21cm Radio Instrumentation to measure Large Scale Structure and Dark Energy

An enduring question in cosmology is the nature of Dark Energy, a mysterious component that makes up ~72% of the energy density of the Universe and is causing the expansion of the Universe to accelerate. To better understand this baffling substance, we will require measurements of the expansion rate further in the past (at higher redshift). One interesting new pathway for these measurements are to use the 21cm signature of neutral hydrogen in galaxies to make measurements of the distribution of galaxies over more than 60% of the sky in a new redshift range. This will tell us about the expansion rate of the Universe at a critical era when Dark Energy began impacting the expansion rate.

The Canadian Hydrogen Intensity Mapping Experiment CHIME)  is a set of 4 cylindrical dishes, each 100m long x 20m wide, located in British Columbia, Canada. It operates at 400-800MHz, to provide measurements of structure at redshifts z=0.8-2.5. The sky signal is focused onto a feed line at the focus of the cylinders, and detected by 1024 dishes connected to the largest correlator in radio astronomy. Our work focuses on measuring the ‘beam’ of the CHIME telescope: it’s response on the sky. This must be measured extremely precisely to be able to make high-fidelity maps of the sky to extract the cosmological signal. We are pursuing multiple routes for this measurement: flying radio sources on quadcopter drones, and using an old radio technique, holography, for this measurement.

 

The Hydrogen Intensity Mapping and Real-time Analysis eXperiment (HIRAX) will be a set of 128 dishes, each 6m in diameter, located in the Karoo Desert in South Africa. Its science will also include a radio transient component to study Fast Radio Bursts (FRBs) and pulsars. We plan to extend HIRAX to a set of 1024 dishes in the future. We are working on calibration and characterization of the HIRAX design: noise measurements of the radio analog instrumentation using two RF chambers designed and built here at Yale, and beam measurements of the HIRAX dishes with drones.

 

Early Universe Cosmology: The Cosmic Microwave Background

The Cosmic Microwave Background (CMB) is the relic light from the Universe when it was ~380,000 years old. Measurements of the CMB have been a workhorse in precision cosmology, constraining parameters like the geometry of the Universe and its constituents (dark matter, baryonic matter, neutrinos, dark energy) and provide the high-precision measurements required for additional constraints from Large Scale Structure (like those mentioned above).

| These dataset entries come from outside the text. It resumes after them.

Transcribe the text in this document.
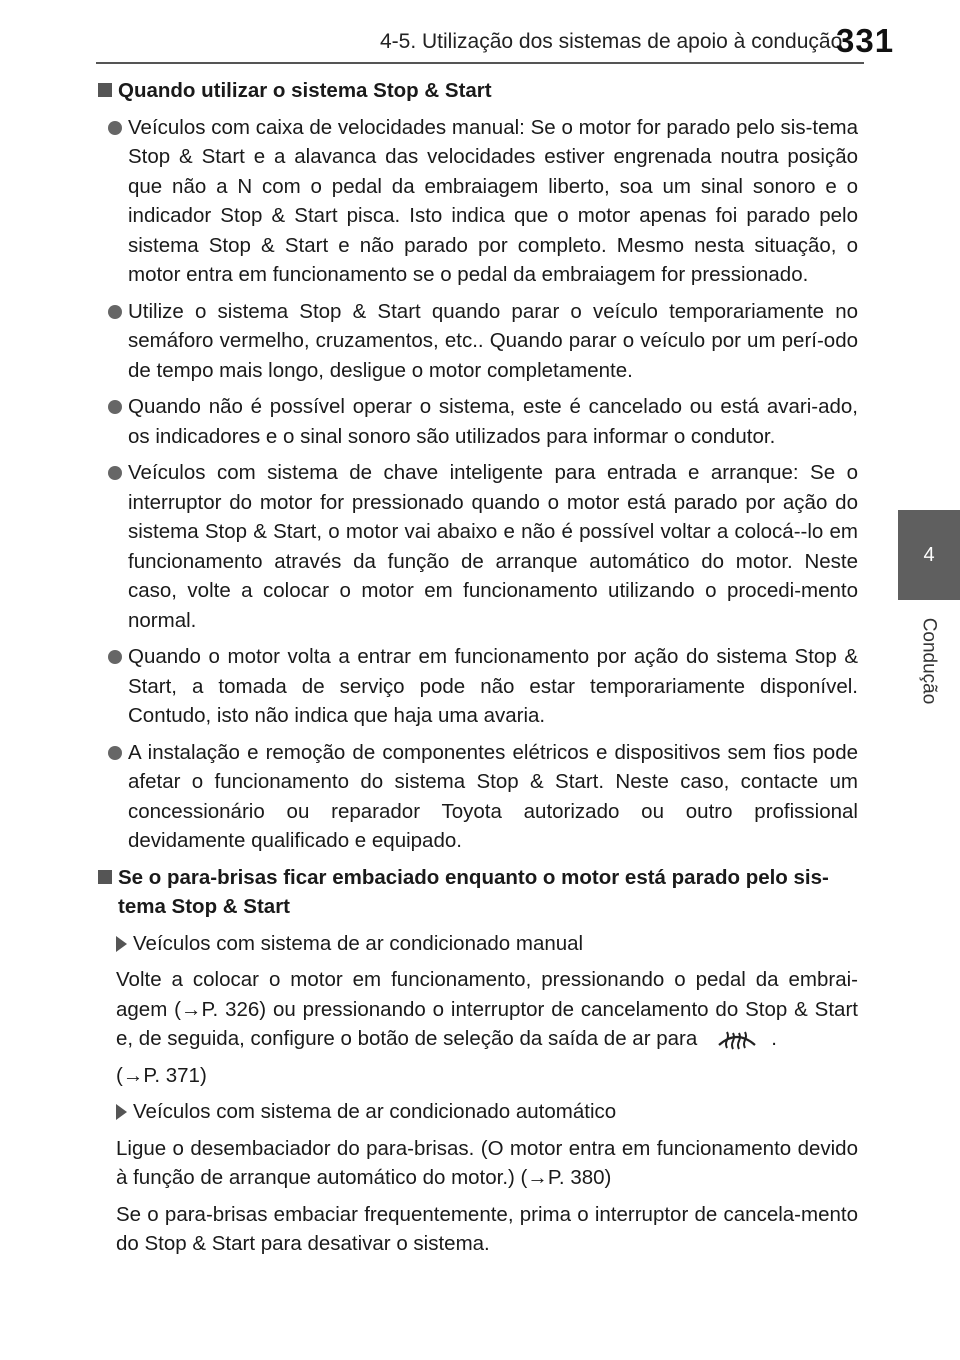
4-5. Utilização dos sistemas de apoio à condução
331
4
Condução
Quando utilizar o sistema Stop & Start
Veículos com caixa de velocidades manual: Se o motor for parado pelo sis-tema Stop & Start e a alavanca das velocidades estiver engrenada noutra posição que não a N com o pedal da embraiagem liberto, soa um sinal sonoro e o indicador Stop & Start pisca. Isto indica que o motor apenas foi parado pelo sistema Stop & Start e não parado por completo. Mesmo nesta situação, o motor entra em funcionamento se o pedal da embraiagem for pressionado.
Utilize o sistema Stop & Start quando parar o veículo temporariamente no semáforo vermelho, cruzamentos, etc.. Quando parar o veículo por um perí-odo de tempo mais longo, desligue o motor completamente.
Quando não é possível operar o sistema, este é cancelado ou está avari-ado, os indicadores e o sinal sonoro são utilizados para informar o condutor.
Veículos com sistema de chave inteligente para entrada e arranque: Se o interruptor do motor for pressionado quando o motor está parado por ação do sistema Stop & Start, o motor vai abaixo e não é possível voltar a colocá--lo em funcionamento através da função de arranque automático do motor. Neste caso, volte a colocar o motor em funcionamento utilizando o procedi-mento normal.
Quando o motor volta a entrar em funcionamento por ação do sistema Stop & Start, a tomada de serviço pode não estar temporariamente disponível. Contudo, isto não indica que haja uma avaria.
A instalação e remoção de componentes elétricos e dispositivos sem fios pode afetar o funcionamento do sistema Stop & Start. Neste caso, contacte um concessionário ou reparador Toyota autorizado ou outro profissional devidamente qualificado e equipado.
Se o para-brisas ficar embaciado enquanto o motor está parado pelo sis-tema Stop & Start
Veículos com sistema de ar condicionado manual
Volte a colocar o motor em funcionamento, pressionando o pedal da embrai-agem (→P. 326) ou pressionando o interruptor de cancelamento do Stop & Start e, de seguida, configure o botão de seleção da saída de ar para	.
(→P. 371)
Veículos com sistema de ar condicionado automático
Ligue o desembaciador do para-brisas. (O motor entra em funcionamento devido à função de arranque automático do motor.) (→P. 380)
Se o para-brisas embaciar frequentemente, prima o interruptor de cancela-mento do Stop & Start para desativar o sistema.
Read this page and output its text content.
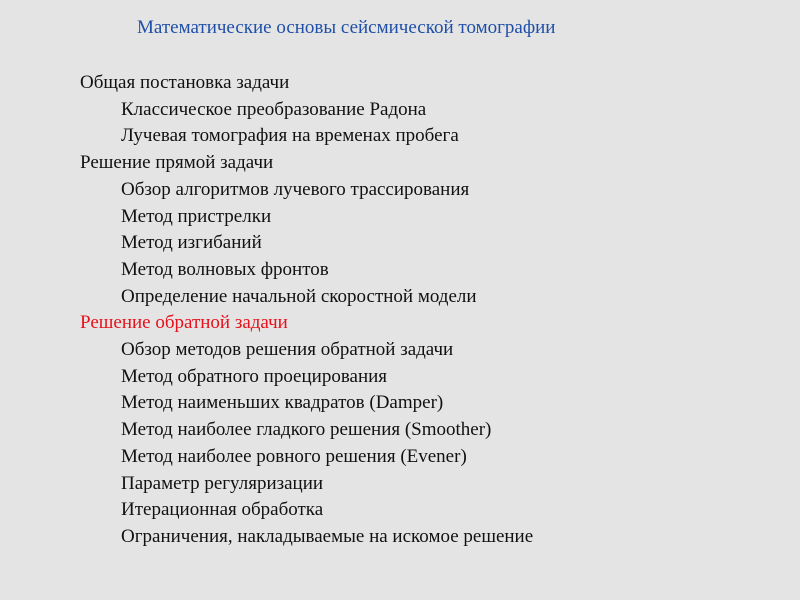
Математические основы сейсмической томографии
Общая постановка задачи
Классическое преобразование Радона
Лучевая томография на временах пробега
Решение прямой задачи
Обзор алгоритмов лучевого трассирования
Метод пристрелки
Метод изгибаний
Метод волновых фронтов
Определение начальной скоростной модели
Решение обратной задачи
Обзор методов решения обратной задачи
Метод обратного проецирования
Метод наименьших квадратов (Damper)
Метод наиболее гладкого решения (Smoother)
Метод наиболее ровного решения (Evener)
Параметр регуляризации
Итерационная обработка
Ограничения, накладываемые на искомое решение
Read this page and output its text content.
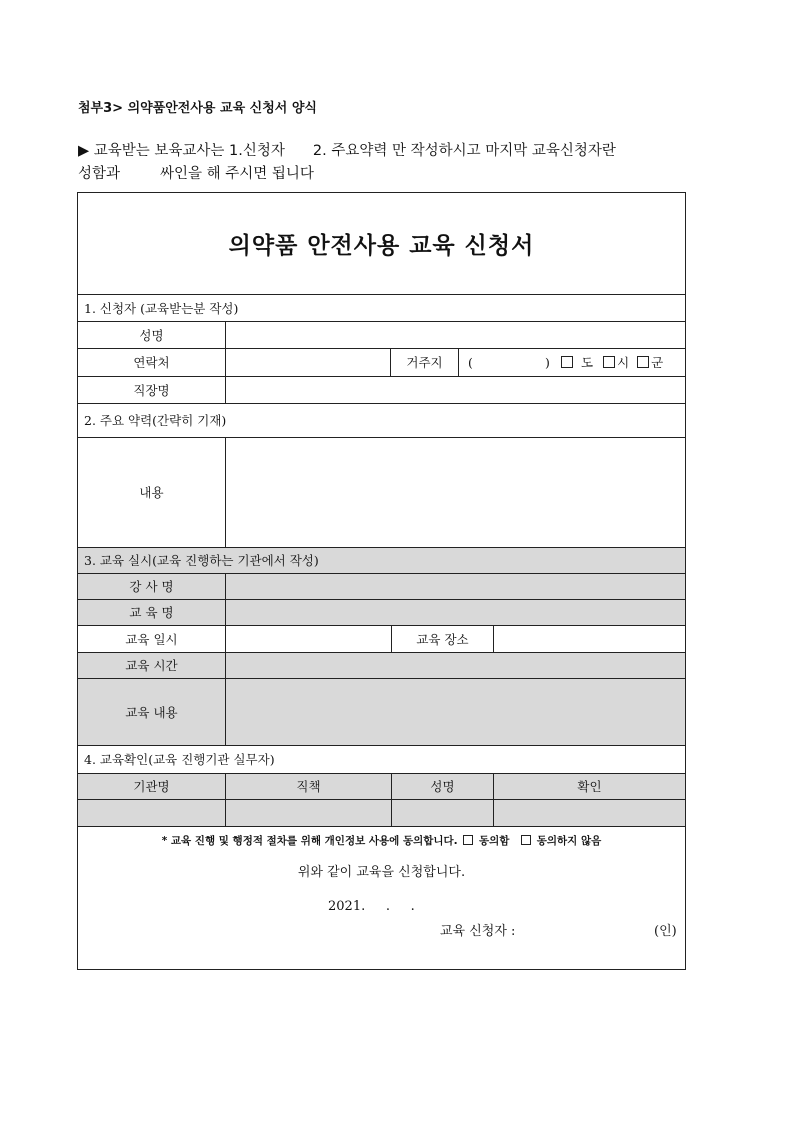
첨부3> 의약품안전사용 교육 신청서 양식
▶ 교육받는 보육교사는 1.신청자 2. 주요약력 만 작성하시고 마지막 교육신청자란
성함과	싸인을 해 주시면 됩니다
의약품 안전사용 교육 신청서
1. 신청자 (교육받는분 작성)
성명
연락처	거주지	(	) 도 시 군
직장명
2. 주요 약력(간략히 기재)
내용
3. 교육 실시(교육 진행하는 기관에서 작성)
강 사 명
교 육 명
교육 일시	교육 장소
교육 시간
교육 내용
4. 교육확인(교육 진행기관 실무자)
기관명	직책	성명	확인
* 교육 진행 및 행정적 절차를 위해 개인정보 사용에 동의합니다. 동의함	동의하지 않음
위와 같이 교육을 신청합니다.
2021.     .     .
교육 신청자 :	(인)
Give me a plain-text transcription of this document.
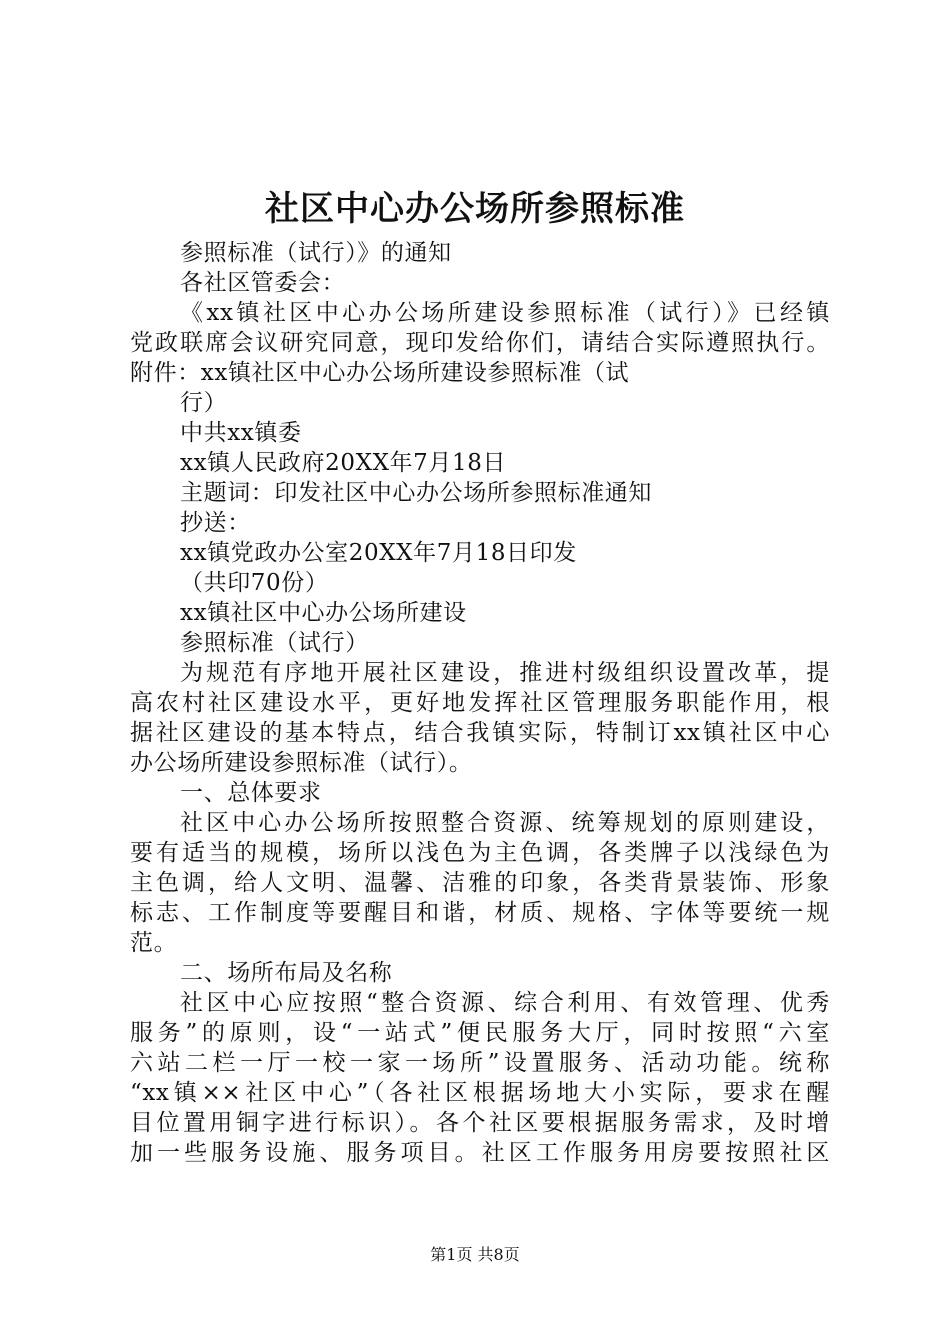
社区中心办公场所参照标准
参照标准（试行）》的通知
各社区管委会：
《xx镇社区中心办公场所建设参照标准（试行）》已经镇
党政联席会议研究同意，现印发给你们，请结合实际遵照执行。
附件：xx镇社区中心办公场所建设参照标准（试
行）
中共xx镇委
xx镇人民政府20XX年7月18日
主题词：印发社区中心办公场所参照标准通知
抄送：
xx镇党政办公室20XX年7月18日印发
（共印70份）
xx镇社区中心办公场所建设
参照标准（试行）
为规范有序地开展社区建设，推进村级组织设置改革，提
高农村社区建设水平，更好地发挥社区管理服务职能作用，根
据社区建设的基本特点，结合我镇实际，特制订xx镇社区中心
办公场所建设参照标准（试行）。
一、总体要求
社区中心办公场所按照整合资源、统筹规划的原则建设，
要有适当的规模，场所以浅色为主色调，各类牌子以浅绿色为
主色调，给人文明、温馨、洁雅的印象，各类背景装饰、形象
标志、工作制度等要醒目和谐，材质、规格、字体等要统一规
范。
二、场所布局及名称
社区中心应按照“整合资源、综合利用、有效管理、优秀
服务”的原则，设“一站式”便民服务大厅，同时按照“六室
六站二栏一厅一校一家一场所”设置服务、活动功能。统称
“xx镇××社区中心”（各社区根据场地大小实际，要求在醒
目位置用铜字进行标识）。各个社区要根据服务需求，及时增
加一些服务设施、服务项目。社区工作服务用房要按照社区
第1页 共8页
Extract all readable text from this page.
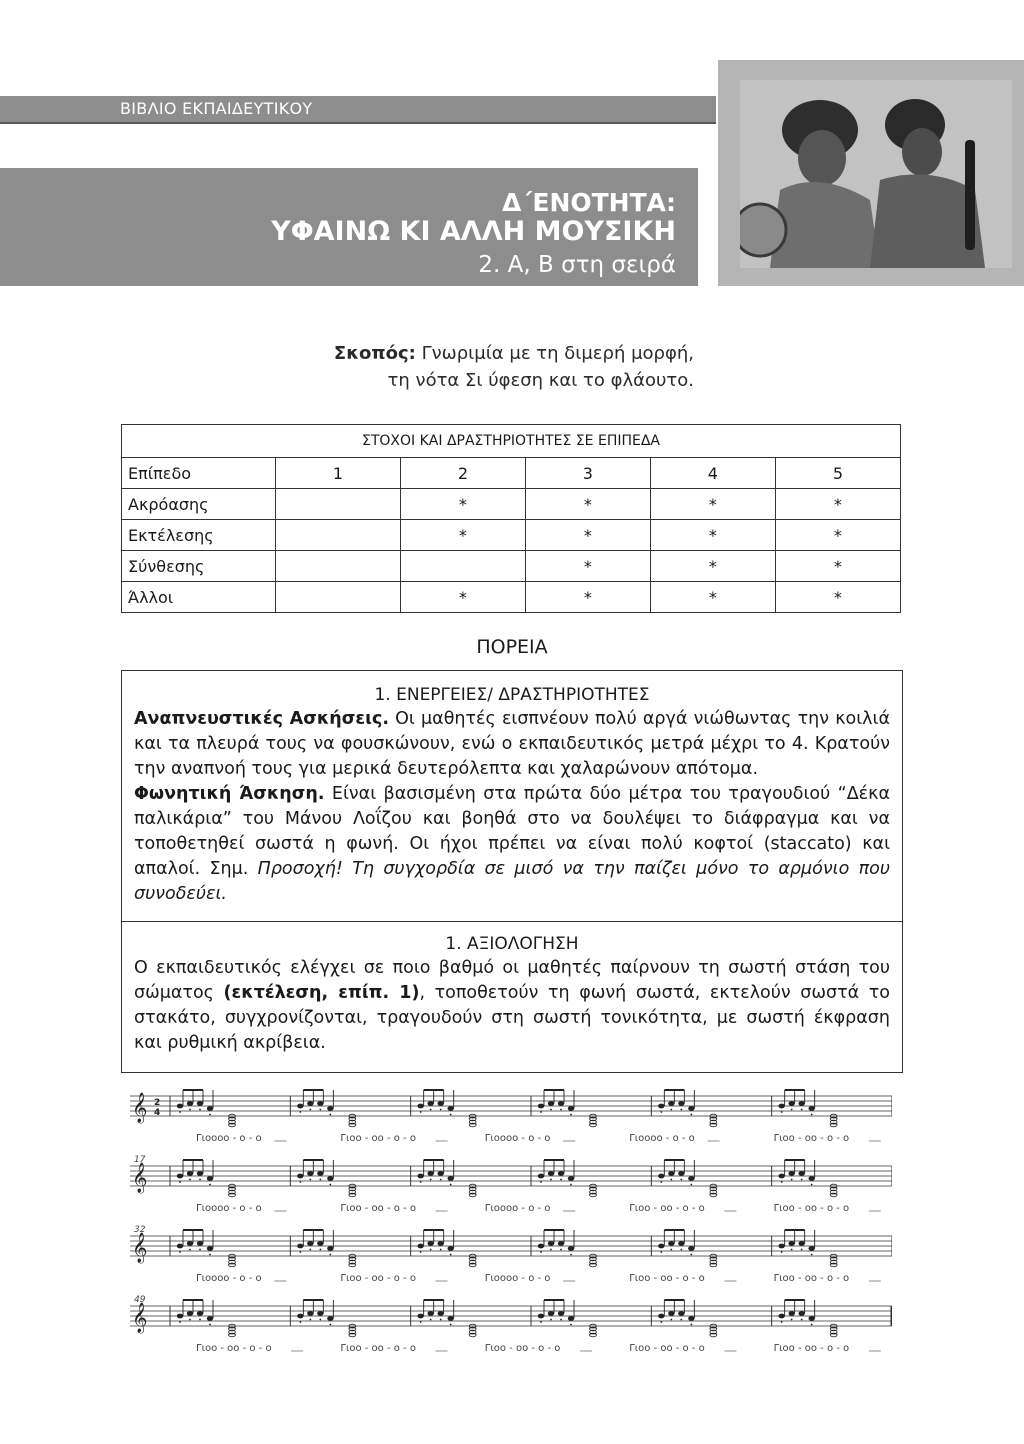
ΒΙΒΛΙΟ ΕΚΠΑΙΔΕΥΤΙΚΟΥ
Δ΄ΕΝΟΤΗΤΑ:
ΥΦΑΙΝΩ ΚΙ ΑΛΛΗ ΜΟΥΣΙΚΗ
2. Α, Β στη σειρά
Σκοπός: Γνωριμία με τη διμερή μορφή,
τη νότα Σι ύφεση και το φλάουτο.
ΣΤΟΧΟΙ ΚΑΙ ΔΡΑΣΤΗΡΙΟΤΗΤΕΣ ΣΕ ΕΠΙΠΕΔΑ					
Επίπεδο	1	2	3	4	5
Ακρόασης		*	*	*	*
Εκτέλεσης		*	*	*	*
Σύνθεσης			*	*	*
Άλλοι		*	*	*	*
ΠΟΡΕΙΑ
1. ΕΝΕΡΓΕΙΕΣ/ ΔΡΑΣΤΗΡΙΟΤΗΤΕΣ
Αναπνευστικές Ασκήσεις. Οι μαθητές εισπνέουν πολύ αργά νιώθωντας την κοιλιά και τα πλευρά τους να φουσκώνουν, ενώ ο εκπαιδευτικός μετρά μέχρι το 4. Κρατούν την αναπνοή τους για μερικά δευτερόλεπτα και χαλαρώνουν απότομα.
Φωνητική Άσκηση. Είναι βασισμένη στα πρώτα δύο μέτρα του τραγουδιού “Δέκα παλικάρια” του Μάνου Λοΐζου και βοηθά στο να δουλέψει το διάφραγμα και να τοποθετηθεί σωστά η φωνή. Οι ήχοι πρέπει να είναι πολύ κοφτοί (staccato) και απαλοί. Σημ. Προσοχή! Τη συγχορδία σε μισό να την παίζει μόνο το αρμόνιο που συνοδεύει.
1. ΑΞΙΟΛΟΓΗΣΗ
Ο εκπαιδευτικός ελέγχει σε ποιο βαθμό οι μαθητές παίρνουν τη σωστή στάση του σώματος (εκτέλεση, επίπ. 1), τοποθετούν τη φωνή σωστά, εκτελούν σωστά το στακάτο, συγχρονίζονται, τραγουδούν στη σωστή τονικότητα, με σωστή έκφραση και ρυθμική ακρίβεια.
𝄞 2
4
Γιοοοο - ο - ο	Γιοο - οο - ο - ο	Γιοοοο - ο - ο	Γιοοοο - ο - ο	Γιοο - οο - ο - ο
𝄞
17
Γιοοοο - ο - ο	Γιοο - οο - ο - ο	Γιοοοο - ο - ο	Γιοο - οο - ο - ο	Γιοο - οο - ο - ο
𝄞
32
Γιοοοο - ο - ο	Γιοο - οο - ο - ο	Γιοοοο - ο - ο	Γιοο - οο - ο - ο	Γιοο - οο - ο - ο
𝄞
49
Γιοο - οο - ο - ο	Γιοο - οο - ο - ο	Γιοο - οο - ο - ο	Γιοο - οο - ο - ο	Γιοο - οο - ο - ο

The Atacama Cosmology Telescope (ACT) is a 6m dish located in the Atacama Desert in Northern Chile. The current receiver is AdvACT, a polarization sensitive receiver which will take data at 5 different frequency bands across at least 3 years.  We use it to make high resolution measurements of the CMB: the power spectrum to high angular scale, lensing in both temperature and polarization, and measurements of the thermal and kinetic Sunyaev-Zeldovich effect in clusters. We are currently taking data through 2021.

Simons Observatory will be a new experiment in the Atacama Desert and is a joint endeavour between the ACT and POLARBEAR collaborations. We will build and deploy four new telescopes in Chile near ACT and Polarbear. The Newburgh group works on data acquisition, software development,  and subsystem hardware development.